While it may sound like a simple squabble between siblings, it’s also a simplified definition for a process called sidejacking, which refers to the ability to hijack a Web session on another computer that is connected to the same open Wi-Fi network.

Which means it’s easy to steal e-mail accounts, passwords and personal information while surfing the Web at any free public hotspot found in coffee shops, hotels and restaurants.

The way the process works is this – the hacker downloads a few simple programs and add-ons that allow them to monitor the traffic on any open Wi-Fi network and capture the “session cookies” that are common to how most Web sites work with registered users.

For instance, when signing into a Facebook account, a session cookie is sent back to your machine for any other requests that you make during that session so that you don’t have to constantly input your username and password.
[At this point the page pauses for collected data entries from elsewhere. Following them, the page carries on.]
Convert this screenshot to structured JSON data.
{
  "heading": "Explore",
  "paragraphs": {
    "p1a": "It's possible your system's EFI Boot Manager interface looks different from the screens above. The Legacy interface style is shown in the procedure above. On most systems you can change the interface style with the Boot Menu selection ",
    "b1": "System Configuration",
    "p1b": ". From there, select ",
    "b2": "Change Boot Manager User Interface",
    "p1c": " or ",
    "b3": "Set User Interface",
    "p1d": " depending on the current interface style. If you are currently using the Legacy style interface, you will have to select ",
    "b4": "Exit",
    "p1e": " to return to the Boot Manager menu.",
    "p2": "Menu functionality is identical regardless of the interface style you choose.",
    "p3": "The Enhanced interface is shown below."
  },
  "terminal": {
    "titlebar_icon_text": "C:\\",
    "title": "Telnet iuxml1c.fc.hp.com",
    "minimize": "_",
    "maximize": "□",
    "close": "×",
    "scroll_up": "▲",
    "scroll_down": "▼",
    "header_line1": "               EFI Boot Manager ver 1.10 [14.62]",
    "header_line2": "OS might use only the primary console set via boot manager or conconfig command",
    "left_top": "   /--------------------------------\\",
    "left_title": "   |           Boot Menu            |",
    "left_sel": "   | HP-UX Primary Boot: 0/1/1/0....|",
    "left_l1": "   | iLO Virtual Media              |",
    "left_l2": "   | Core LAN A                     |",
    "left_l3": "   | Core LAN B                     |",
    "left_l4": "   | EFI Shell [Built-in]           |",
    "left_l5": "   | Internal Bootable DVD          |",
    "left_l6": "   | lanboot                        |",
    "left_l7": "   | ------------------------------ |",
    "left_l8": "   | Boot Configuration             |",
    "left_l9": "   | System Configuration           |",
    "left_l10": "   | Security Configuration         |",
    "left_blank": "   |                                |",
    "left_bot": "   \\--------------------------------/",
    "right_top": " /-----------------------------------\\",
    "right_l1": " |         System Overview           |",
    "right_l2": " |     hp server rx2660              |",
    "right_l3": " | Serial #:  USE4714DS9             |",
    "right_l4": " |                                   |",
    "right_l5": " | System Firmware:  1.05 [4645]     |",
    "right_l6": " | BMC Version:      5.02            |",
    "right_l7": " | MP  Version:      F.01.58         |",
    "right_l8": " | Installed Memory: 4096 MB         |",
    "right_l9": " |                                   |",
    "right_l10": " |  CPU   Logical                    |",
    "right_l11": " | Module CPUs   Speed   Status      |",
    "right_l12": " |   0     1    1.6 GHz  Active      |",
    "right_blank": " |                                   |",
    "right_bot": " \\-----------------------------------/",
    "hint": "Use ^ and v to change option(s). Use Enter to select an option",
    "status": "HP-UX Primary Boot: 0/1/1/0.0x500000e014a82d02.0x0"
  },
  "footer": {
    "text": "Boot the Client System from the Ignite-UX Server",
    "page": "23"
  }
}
Once you log off, the session cookie is terminated and is no longer in use.

If someone is sitting near you – 30 to 100 feet – is on the same unsecured network, they can snatch a copy of the session cookie out the air and start using your account as if you had just logged into their computer.

“This kind of stuff is more prevalent in the big cities, but it always comes down to one thing – the need for information,” said Sgt. Mike Hayden, who works computer forensics at the Andalusia Police Department.

“By taking the Internet traffic, getting that information such as e-mail addresses, passwords and such, the hijacker has the ability to mass produce what is collected,” he said. “Once they get that personal information, they can use it to trick people with a sophisticated phishing scam.

“We’ve all seen those emails come through to our account – so-and-so is stuck in London and needs cash to get home,” he said. “If you’ll notice, the email address that it originated from looks familiar, but pay particular attention. Compare the address to the known address for that person and you’ll see the difference.

“Best thing to do with those (e-mails) is ignore them,” he said.

To avoid falling victim to these practices, Hayden suggested:

• Never login to any of your e-mail, shopping or social networking accounts through a web browser on a public network.

• If using a smart phone, download apps instead of visiting the site on a public Wi-Fi network.

• Research add-ons for specific Web browsers such as Firefox and Google that automatically redirect you to secured pages for the sites you choose.

Leave your purse or wallet laying open with all your personal information inside just laying around. Don’t do it on the Internet.”